Relationship between the mean similarity with all compounds in COCONUT and GlideScore for 1000 molecules generated by fine-tuned smiles-gpt

Fig. 10
figure 10

Relationship between molecular weight and GlideScore for 1000 molecules generated by fine-tuned smiles-gpt

Table 3 Structures, natural product-likeness scores and synthetic accessibility scores of the top ten compounds out of 1000 compounds, based on GlideScore in the docking experiment, and the natural products with the highest similarity to those compounds

4 Conclusion

In this research, we fine-tuned a language model pretrained on a natural product dataset to generate natural product-like compounds. We measured various metrics for the molecules generated by the fine-tuned model and demonstrated that they are closer to the distribution of natural products.

In the docking experiments with EGFR, we found that the molecules generated by the fine-tuned smiles-gpt model included viable drug candidates. This illustrates the effectiveness of the language model developed in this research in creating a collection of potential pharmaceutical candidate compounds.

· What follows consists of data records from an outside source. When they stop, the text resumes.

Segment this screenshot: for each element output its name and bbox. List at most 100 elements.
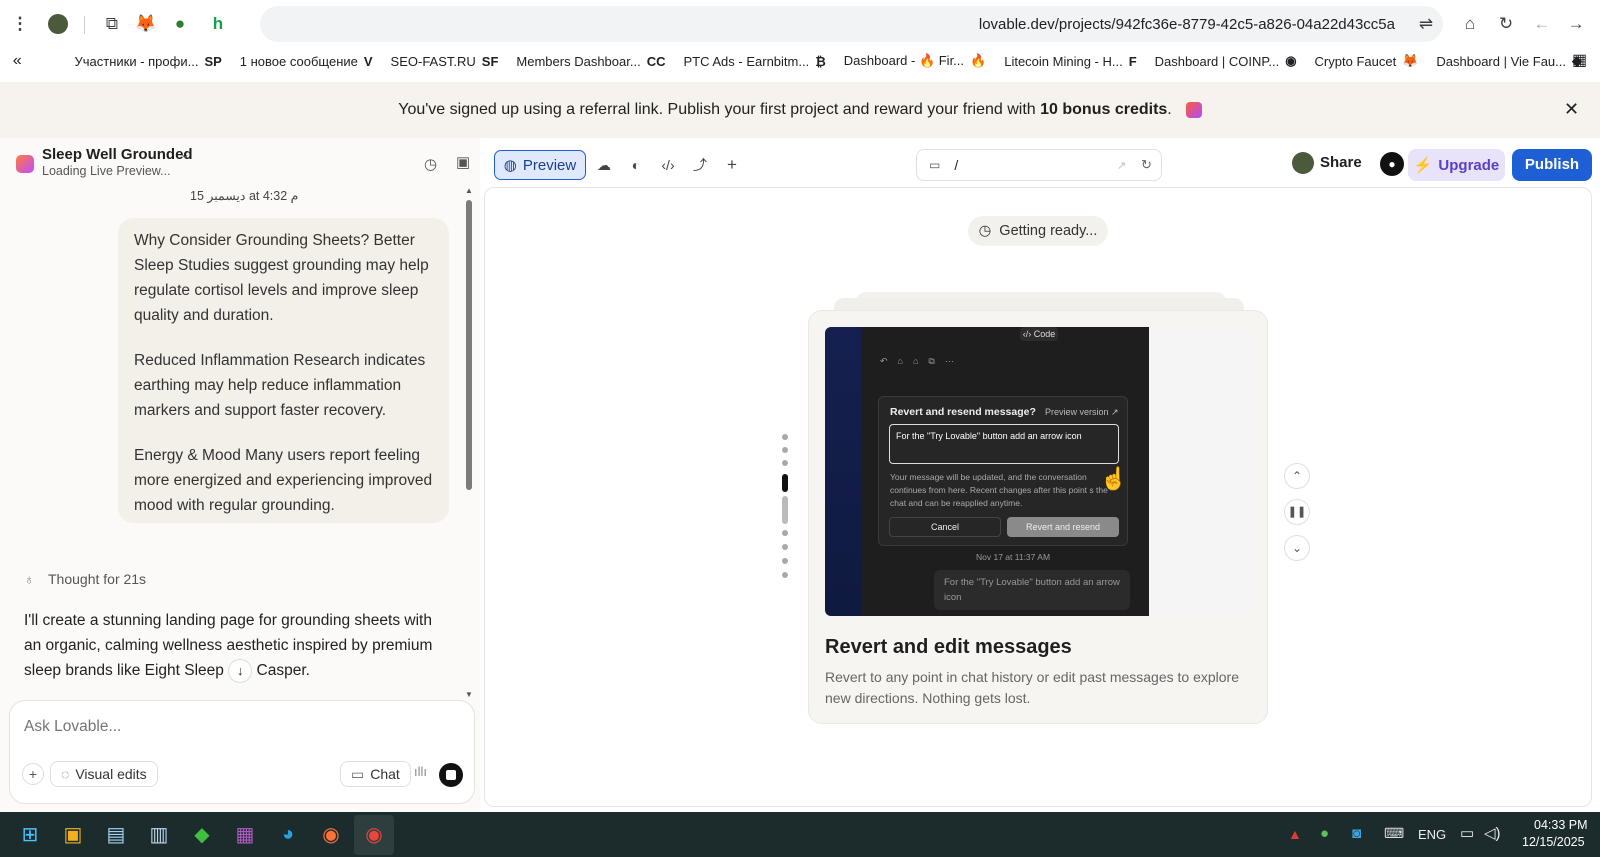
card-description: Revert to any point in chat history or e…	[825, 669, 1239, 706]
refresh-preview-icon[interactable]: ↻	[1141, 157, 1152, 173]
bookmark-item[interactable]: 1 новое сообщение V	[240, 53, 379, 69]
scroll-down-arrow-icon[interactable]: ▼	[465, 690, 473, 699]
preview-tab[interactable]: ◍ Preview	[494, 150, 586, 180]
chat-input[interactable]	[24, 715, 444, 739]
publish-button[interactable]: Publish	[1512, 149, 1592, 181]
stop-generation-button[interactable]	[439, 763, 463, 787]
bookmark-item[interactable]: Dashboard - 🔥 Fir... 🔥	[844, 53, 992, 69]
project-logo-icon	[16, 155, 34, 173]
globe-icon: ◍	[503, 157, 517, 174]
chrome-icon[interactable]: ◉	[354, 814, 394, 855]
extensions-puzzle-icon[interactable]: ⧉	[98, 10, 126, 38]
scroll-up-arrow-icon[interactable]: ▲	[465, 186, 473, 195]
bookmark-item[interactable]: Участники - профи... SP	[74, 53, 227, 69]
add-attachment-icon[interactable]: +	[22, 763, 44, 785]
home-icon[interactable]: ⌂	[1456, 10, 1484, 38]
tray-app-icon[interactable]: ◙	[1352, 825, 1361, 842]
analytics-icon[interactable]: ⤴	[685, 150, 715, 180]
code-icon[interactable]: ‹/›	[653, 150, 683, 180]
start-windows-icon[interactable]: ⊞	[10, 815, 50, 855]
cloud-icon[interactable]: ☁	[589, 150, 619, 180]
firefox-icon[interactable]: ◉	[311, 815, 351, 855]
add-tab-icon[interactable]: +	[717, 150, 747, 180]
bookmark-label: Dashboard - 🔥 Fir...	[843, 53, 965, 68]
store-icon[interactable]: ▣	[53, 815, 93, 855]
bookmark-item[interactable]: Crypto Faucet 🦊	[1315, 53, 1425, 69]
github-icon[interactable]: ●	[1380, 152, 1404, 176]
tray-acrobat-icon[interactable]: ▲	[1288, 826, 1302, 842]
project-status: Loading Live Preview...	[42, 164, 171, 178]
bookmark-label: SEO-FAST.RU	[390, 53, 476, 69]
revert-dialog: Revert and resend message? Preview versi…	[878, 396, 1128, 546]
heart-logo-icon	[1185, 102, 1202, 118]
control-panel-icon[interactable]: ▥	[139, 815, 179, 855]
language-indicator[interactable]: ENG	[1418, 827, 1446, 842]
carousel-dots[interactable]	[782, 434, 788, 584]
user-message-bubble: Why Consider Grounding Sheets? Better Sl…	[118, 218, 449, 523]
reload-icon[interactable]: ↻	[1492, 10, 1520, 38]
carousel-up-button[interactable]: ⌃	[1284, 463, 1310, 489]
sidebar-toggle-icon[interactable]: ▣	[456, 153, 470, 171]
voice-icon[interactable]: ıllı	[414, 764, 427, 779]
forward-icon[interactable]: →	[1562, 10, 1590, 38]
bookmark-favicon-icon: SF	[481, 53, 499, 69]
chat-scrollbar[interactable]	[466, 200, 472, 490]
project-name[interactable]: Sleep Well Grounded	[42, 146, 193, 163]
app-green-icon[interactable]: ◆	[182, 815, 222, 855]
winrar-icon[interactable]: ▦	[225, 815, 265, 855]
mini-actions: ↶⌂⌂⧉⋯	[880, 356, 964, 366]
bookmark-label: 1 новое сообщение	[239, 53, 358, 69]
mini-revert-button: Revert and resend	[1007, 517, 1119, 537]
bookmark-label: Участники - профи...	[74, 53, 199, 69]
bookmark-item[interactable]: Members Dashboar... CC	[516, 53, 671, 69]
clock-time[interactable]: 04:33 PM	[1534, 818, 1588, 832]
keyboard-icon[interactable]: ⌨	[1384, 825, 1404, 842]
metamask-icon[interactable]: 🦊	[132, 10, 160, 38]
bookmark-favicon-icon: F	[1128, 53, 1137, 69]
light-preview-area	[1149, 327, 1251, 616]
palette-icon[interactable]: ◐	[621, 150, 651, 180]
extension-h-icon[interactable]: h	[204, 10, 232, 38]
bookmark-favicon-icon: CC	[646, 53, 666, 69]
carousel-pause-button[interactable]: ❚❚	[1284, 499, 1310, 525]
extension-globe-icon[interactable]: ●	[166, 10, 194, 38]
network-icon[interactable]: ▭	[1460, 824, 1474, 842]
device-icon[interactable]: ▭	[929, 158, 940, 172]
close-banner-icon[interactable]: ✕	[1564, 99, 1579, 120]
dialog-input: For the "Try Lovable" button add an arro…	[889, 424, 1119, 464]
edge-icon[interactable]: ◕	[268, 815, 308, 855]
upgrade-button[interactable]: ⚡ Upgrade	[1408, 149, 1505, 181]
route-bar[interactable]: ▭ / ↗ ↻	[916, 149, 1162, 181]
extension-avatar-icon[interactable]	[44, 10, 72, 38]
collapse-sidebar-icon[interactable]: «	[0, 52, 34, 70]
clock-date[interactable]: 12/15/2025	[1522, 835, 1585, 849]
share-button[interactable]: Share	[1320, 154, 1362, 171]
tray-globe-icon[interactable]: ●	[1320, 825, 1329, 842]
all-bookmarks-icon[interactable]: ▦	[1572, 50, 1587, 70]
tune-icon[interactable]: ⇌	[1412, 10, 1440, 38]
bookmark-item[interactable]: Dashboard | COINP... ◉	[1155, 53, 1303, 69]
browser-menu-icon[interactable]: ⋮	[6, 10, 34, 38]
back-icon[interactable]: ←	[1528, 10, 1556, 38]
message-paragraph: Why Consider Grounding Sheets? Better Sl…	[134, 232, 429, 324]
history-icon[interactable]: ◷	[424, 155, 437, 173]
carousel-down-button[interactable]: ⌄	[1284, 535, 1310, 561]
scroll-to-bottom-icon[interactable]: ↓	[228, 658, 253, 683]
visual-edits-icon: ◌	[61, 766, 70, 782]
chevron-down-icon[interactable]: ⌄	[180, 147, 190, 161]
user-avatar[interactable]	[1292, 152, 1314, 174]
windows-taskbar: ⊞ ▣ ▤ ▥ ◆ ▦ ◕ ◉ ◉ ▲ ● ◙ ⌨ ENG ▭ ◁) ▭ 04:…	[0, 812, 1600, 857]
bookmark-item[interactable]: SEO-FAST.RU SF	[391, 53, 505, 69]
notepad-icon[interactable]: ▤	[96, 815, 136, 855]
bookmark-item[interactable]: Litecoin Mining - H... F	[1004, 53, 1142, 69]
bookmark-item[interactable]: Dashboard | Vie Fau... ◆	[1436, 53, 1588, 69]
divider	[84, 16, 85, 34]
address-bar[interactable]: lovable.dev/projects/942fc36e-8779-42c5-…	[260, 6, 1443, 42]
thought-label[interactable]: Thought for 21s	[48, 571, 146, 587]
browser-chrome: ⋮ ⧉ 🦊 ● h ★ ⌂ lovable.dev/projects/942fc…	[0, 0, 1600, 82]
visual-edits-button[interactable]: ◌ Visual edits	[50, 761, 158, 787]
open-external-icon[interactable]: ↗	[1117, 159, 1126, 172]
chat-mode-button[interactable]: ▭ Chat	[340, 761, 411, 787]
bookmark-item[interactable]: PTC Ads - Earnbitm... ₿	[683, 53, 831, 69]
route-path: /	[954, 157, 959, 173]
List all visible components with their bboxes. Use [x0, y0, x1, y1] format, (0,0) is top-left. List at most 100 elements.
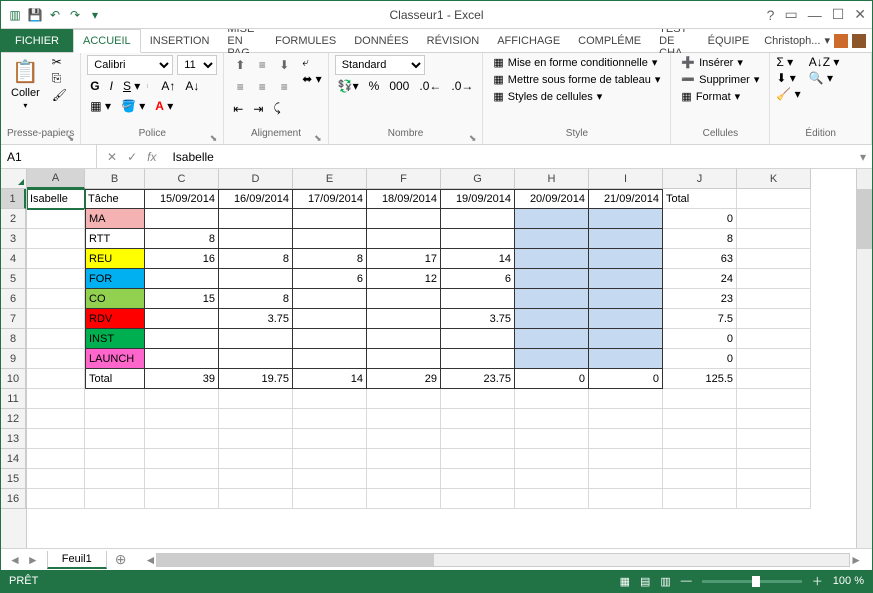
cell[interactable]: [441, 329, 515, 349]
cell[interactable]: [219, 429, 293, 449]
cell[interactable]: [293, 209, 367, 229]
cell[interactable]: [27, 369, 85, 389]
cell[interactable]: [219, 449, 293, 469]
zoom-out-icon[interactable]: ―: [681, 575, 692, 587]
cell[interactable]: 8: [219, 249, 293, 269]
cell[interactable]: [663, 409, 737, 429]
cell[interactable]: [737, 409, 811, 429]
cell[interactable]: [515, 489, 589, 509]
cell[interactable]: 6: [441, 269, 515, 289]
row-header[interactable]: 7: [1, 309, 26, 329]
cell[interactable]: [219, 469, 293, 489]
font-name-select[interactable]: Calibri: [87, 55, 173, 75]
cell[interactable]: [367, 389, 441, 409]
dialog-launcher-icon[interactable]: ⬊: [210, 133, 218, 144]
cell[interactable]: [293, 309, 367, 329]
name-box[interactable]: A1: [1, 145, 97, 168]
cell[interactable]: [737, 269, 811, 289]
delete-button[interactable]: ➖ Supprimer ▾: [677, 72, 763, 87]
cell[interactable]: 8: [293, 249, 367, 269]
row-header[interactable]: 16: [1, 489, 26, 509]
minimize-icon[interactable]: ―: [808, 7, 822, 23]
cell[interactable]: [589, 469, 663, 489]
horizontal-scrollbar[interactable]: ◄►: [134, 553, 872, 567]
cell[interactable]: [589, 449, 663, 469]
cell[interactable]: 125.5: [663, 369, 737, 389]
cell[interactable]: [293, 429, 367, 449]
dec-decimal-icon[interactable]: .0→: [448, 77, 476, 95]
cell[interactable]: Tâche: [85, 189, 145, 209]
cell[interactable]: [145, 329, 219, 349]
thousands-icon[interactable]: 000: [386, 77, 412, 95]
cell[interactable]: [737, 189, 811, 209]
row-header[interactable]: 9: [1, 349, 26, 369]
cell[interactable]: 16/09/2014: [219, 189, 293, 209]
cell[interactable]: [737, 249, 811, 269]
cell[interactable]: [737, 449, 811, 469]
cell[interactable]: [293, 349, 367, 369]
cell[interactable]: 15: [145, 289, 219, 309]
cell[interactable]: [737, 349, 811, 369]
cell[interactable]: [145, 269, 219, 289]
cell[interactable]: [441, 449, 515, 469]
conditional-format-button[interactable]: ▦ Mise en forme conditionnelle ▾: [489, 55, 664, 70]
cell[interactable]: 0: [663, 329, 737, 349]
cell[interactable]: [219, 209, 293, 229]
cell[interactable]: [293, 449, 367, 469]
cell[interactable]: [367, 309, 441, 329]
cell[interactable]: [293, 489, 367, 509]
cell[interactable]: 6: [293, 269, 367, 289]
cell[interactable]: [515, 289, 589, 309]
col-header[interactable]: D: [219, 169, 293, 189]
cell[interactable]: [85, 409, 145, 429]
cell[interactable]: [293, 409, 367, 429]
select-all-corner[interactable]: [1, 169, 27, 189]
row-header[interactable]: 8: [1, 329, 26, 349]
cell[interactable]: Isabelle: [27, 189, 85, 209]
maximize-icon[interactable]: ☐: [832, 6, 845, 23]
cell[interactable]: [27, 209, 85, 229]
cell[interactable]: [367, 229, 441, 249]
copy-icon[interactable]: ⎘: [52, 71, 67, 86]
cell[interactable]: [27, 449, 85, 469]
enter-icon[interactable]: ✓: [127, 150, 137, 164]
cell[interactable]: [515, 449, 589, 469]
cell[interactable]: [293, 229, 367, 249]
cancel-icon[interactable]: ✕: [107, 150, 117, 164]
font-size-select[interactable]: 11: [177, 55, 217, 75]
cell-styles-button[interactable]: ▦ Styles de cellules ▾: [489, 89, 664, 104]
cell[interactable]: [85, 469, 145, 489]
cell[interactable]: 14: [441, 249, 515, 269]
cell[interactable]: [663, 429, 737, 449]
row-header[interactable]: 3: [1, 229, 26, 249]
cell[interactable]: [145, 489, 219, 509]
cell[interactable]: 0: [589, 369, 663, 389]
cell[interactable]: [219, 389, 293, 409]
zoom-slider[interactable]: [702, 580, 802, 583]
cell[interactable]: [27, 249, 85, 269]
cell[interactable]: Total: [85, 369, 145, 389]
formula-bar[interactable]: Isabelle: [166, 150, 854, 164]
cell[interactable]: [293, 329, 367, 349]
cell[interactable]: 3.75: [219, 309, 293, 329]
cell[interactable]: [367, 349, 441, 369]
cell[interactable]: [219, 229, 293, 249]
cell[interactable]: [145, 309, 219, 329]
cell[interactable]: [737, 429, 811, 449]
cell[interactable]: [293, 469, 367, 489]
col-header[interactable]: B: [85, 169, 145, 189]
ribbon-options-icon[interactable]: ▭: [784, 6, 797, 23]
cell[interactable]: [737, 309, 811, 329]
cell[interactable]: 63: [663, 249, 737, 269]
align-bot-icon[interactable]: ⬇: [274, 55, 294, 75]
cell[interactable]: 21/09/2014: [589, 189, 663, 209]
cell[interactable]: [515, 469, 589, 489]
col-header[interactable]: I: [589, 169, 663, 189]
cell[interactable]: 29: [367, 369, 441, 389]
tab-equipe[interactable]: ÉQUIPE: [699, 29, 759, 52]
cell[interactable]: [515, 309, 589, 329]
cell[interactable]: [589, 489, 663, 509]
excel-icon[interactable]: ▥: [7, 7, 23, 23]
italic-button[interactable]: I: [107, 77, 116, 95]
cell[interactable]: [515, 429, 589, 449]
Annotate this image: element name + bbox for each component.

Compared to the previous research by Tay et al. [12], we have been able to create a model that generates compounds that are closer to natural products. Furthermore, this study demonstrates the relationship between the similarity of natural products and the potential utility as drug candidates, which distinguishes it from the previous study. Moreover, there is a need to develop methodologies to extract knowledge from functional structures, such as the potential bioactivity of natural products. Visualization studies focusing on substructures [41, 42] may prove to be a valuable tool in this area.